Status Nonaktif PBB karena Menunggak dan Kewajiban Membuat SPPT Baru

27/10/20

Oleh : Ric***

Dijawab oleh : Admin Konsultasi Hukum

Pertanyaan:
Apakah PBB bisa mati/dinyatakan tidak aktif lagi.? Bukti pembayaran PBB yang orang tua saya adalah bukti pembayaran tahun 2008, ketika saya ingin membayar PBB pada tahun 2020 ini saya mengecek pada website BPPRD daerah saya dan yang tertampil untuk dibayar hanya tahun 2014 dan 2015, untuk diatas nya tidak ada. Lalu saya kroscek ke BPPRD mereka bilang PBB milik orang tua saya mati/tidak aktif dikarenakan lama menunggak.
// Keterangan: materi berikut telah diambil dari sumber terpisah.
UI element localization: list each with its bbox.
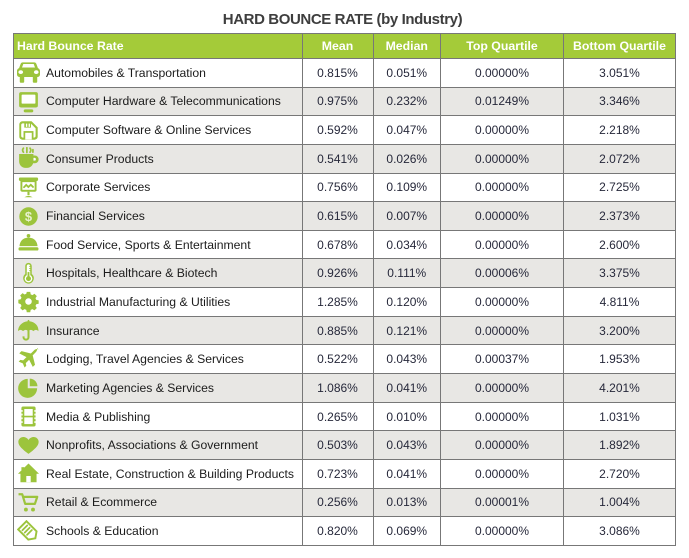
svg-text:$: $	[25, 209, 32, 224]
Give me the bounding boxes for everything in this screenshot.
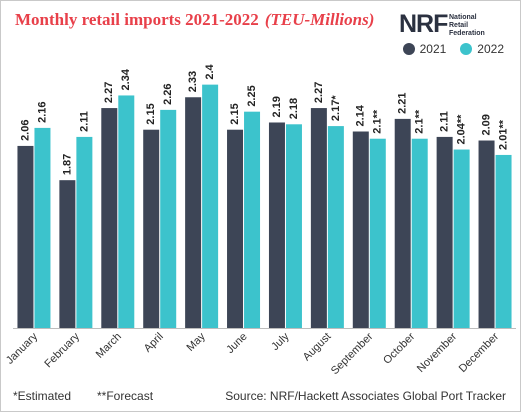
x-tick-label-february: February [42, 330, 82, 370]
value-label-2022-february: 2.11 [78, 111, 90, 132]
x-tick-label-august: August [301, 331, 334, 364]
logo-mark: NRF [399, 10, 448, 38]
legend-item-2021: 2021 [402, 42, 447, 56]
bar-2022-april [160, 109, 177, 328]
legend-label-2021: 2021 [419, 42, 447, 56]
value-label-2021-may: 2.33 [187, 71, 199, 92]
nrf-logo: NRF National Retail Federation [399, 10, 509, 43]
value-label-2022-july: 2.18 [288, 98, 300, 119]
value-label-2022-may: 2.4 [204, 63, 216, 79]
legend-item-2022: 2022 [460, 42, 504, 56]
value-label-2021-june: 2.15 [229, 103, 241, 124]
logo-line-1: National [449, 14, 477, 21]
x-tick-label-march: March [94, 331, 124, 361]
x-tick-label-april: April [142, 331, 166, 355]
value-label-2022-march: 2.34 [120, 68, 132, 90]
bar-2021-april [143, 129, 160, 328]
bar-2022-august [327, 126, 344, 328]
value-label-2022-january: 2.16 [36, 101, 48, 122]
bar-2022-january [34, 127, 51, 329]
x-tick-label-october: October [381, 330, 417, 366]
value-label-2021-march: 2.27 [103, 82, 115, 103]
bar-2022-october [411, 138, 428, 328]
value-label-2022-august: 2.17* [330, 95, 342, 121]
bar-2022-may [202, 84, 219, 328]
bar-2021-may [185, 97, 202, 328]
value-label-2022-november: 2.04** [456, 114, 468, 145]
chart-legend: 2021 2022 [402, 42, 504, 56]
title-text: Monthly retail imports 2021-2022 [15, 10, 259, 29]
value-label-2021-april: 2.15 [145, 103, 157, 124]
bar-2022-december [495, 154, 512, 328]
value-label-2022-october: 2.1** [414, 109, 426, 134]
value-label-2021-september: 2.14 [355, 104, 367, 126]
bar-2021-june [227, 129, 244, 328]
bar-2022-september [369, 138, 386, 328]
value-label-2021-february: 1.87 [61, 154, 73, 175]
bar-2021-august [310, 108, 327, 328]
value-label-2022-december: 2.01** [497, 119, 509, 150]
chart-title: Monthly retail imports 2021-2022 (TEU-Mil… [15, 10, 374, 30]
bar-2022-march [118, 95, 135, 329]
bar-2022-july [285, 124, 302, 329]
value-label-2021-july: 2.19 [271, 96, 283, 117]
value-label-2021-january: 2.06 [19, 120, 31, 141]
logo-line-3: Federation [449, 30, 485, 37]
bar-2021-march [101, 108, 118, 328]
legend-label-2022: 2022 [477, 42, 504, 56]
value-label-2022-june: 2.25 [246, 85, 258, 106]
legend-dot-2021 [402, 43, 415, 55]
x-tick-label-june: June [224, 331, 249, 356]
x-tick-label-september: September [329, 330, 376, 377]
value-label-2021-october: 2.21 [397, 92, 409, 113]
bar-2021-december [478, 140, 495, 328]
value-label-2021-november: 2.11 [439, 111, 451, 132]
bar-2022-february [76, 136, 93, 328]
legend-dot-2022 [460, 43, 473, 55]
x-tick-label-july: July [269, 330, 292, 353]
bar-2021-october [394, 118, 411, 328]
logo-line-2: Retail [449, 22, 469, 29]
bar-2021-february [59, 180, 76, 328]
bar-2021-september [352, 131, 369, 328]
bar-2022-november [453, 149, 470, 328]
source-note: Source: NRF/Hackett Associates Global Po… [225, 389, 506, 403]
bar-2021-july [268, 122, 285, 328]
footnote-estimated: *Estimated [13, 389, 72, 403]
bar-2021-november [436, 136, 453, 328]
x-tick-label-november: November [415, 330, 460, 375]
value-label-2022-september: 2.1** [372, 109, 384, 134]
footnote-forecast: **Forecast [97, 389, 154, 403]
bar-2022-june [244, 111, 261, 329]
title-unit: (TEU-Millions) [264, 10, 375, 29]
logo-text: National Retail Federation [449, 14, 485, 38]
value-label-2022-april: 2.26 [162, 83, 174, 104]
bar-2021-january [17, 145, 34, 328]
x-tick-label-may: May [185, 330, 209, 354]
value-label-2021-august: 2.27 [313, 82, 325, 103]
value-label-2021-december: 2.09 [480, 114, 492, 135]
x-tick-label-december: December [457, 330, 502, 375]
x-tick-label-january: January [4, 330, 41, 367]
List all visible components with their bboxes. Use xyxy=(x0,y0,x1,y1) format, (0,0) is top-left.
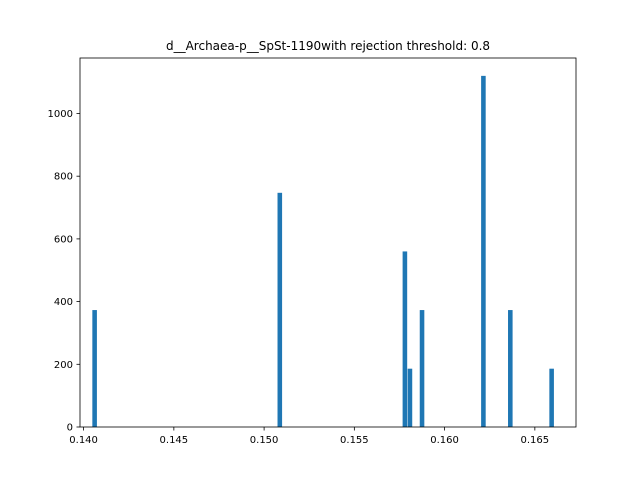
x-axis: 0.140 0.145 0.150 0.155 0.160 0.165 xyxy=(69,427,549,446)
histogram-bar xyxy=(277,192,283,427)
x-tick-label: 0.155 xyxy=(340,435,369,446)
histogram-bar xyxy=(402,251,408,427)
histogram-bar xyxy=(92,310,97,427)
y-tick-label: 1000 xyxy=(48,109,73,120)
x-tick-label: 0.165 xyxy=(521,435,550,446)
plot-frame xyxy=(79,57,577,428)
y-tick-label: 0 xyxy=(67,423,73,434)
bars-group xyxy=(92,75,554,428)
histogram-bar xyxy=(419,310,425,427)
histogram-bar xyxy=(481,75,486,428)
y-tick-label: 600 xyxy=(54,234,73,245)
x-tick-label: 0.140 xyxy=(69,435,98,446)
histogram-bar xyxy=(508,310,513,427)
histogram-bar xyxy=(549,368,554,427)
y-tick-label: 200 xyxy=(54,360,73,371)
y-tick-label: 800 xyxy=(54,172,73,183)
y-tick-label: 400 xyxy=(54,297,73,308)
histogram-bar xyxy=(407,368,413,427)
chart-title: d__Archaea-p__SpSt-1190with rejection th… xyxy=(166,39,490,53)
x-tick-label: 0.160 xyxy=(430,435,459,446)
x-tick-label: 0.145 xyxy=(160,435,189,446)
x-tick-label: 0.150 xyxy=(250,435,279,446)
y-axis: 0 200 400 600 800 1000 xyxy=(48,109,80,434)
Jika ingin membayar PBB harus membuat PBB baru lagi. Itulah yang pertanyaan saya, kalau sudah mati/dinonaktifkan seharusnya tidak muncul data yang harus dibayar, dan juga saya cari info kalau No. SPPT (NOB) itu bersifat tetap. Mohon bantuannya apakah PBB bisa mati dan harus dibuat baru lagi?. Sebelum dan setelahnya saya ucapkan terimakasih.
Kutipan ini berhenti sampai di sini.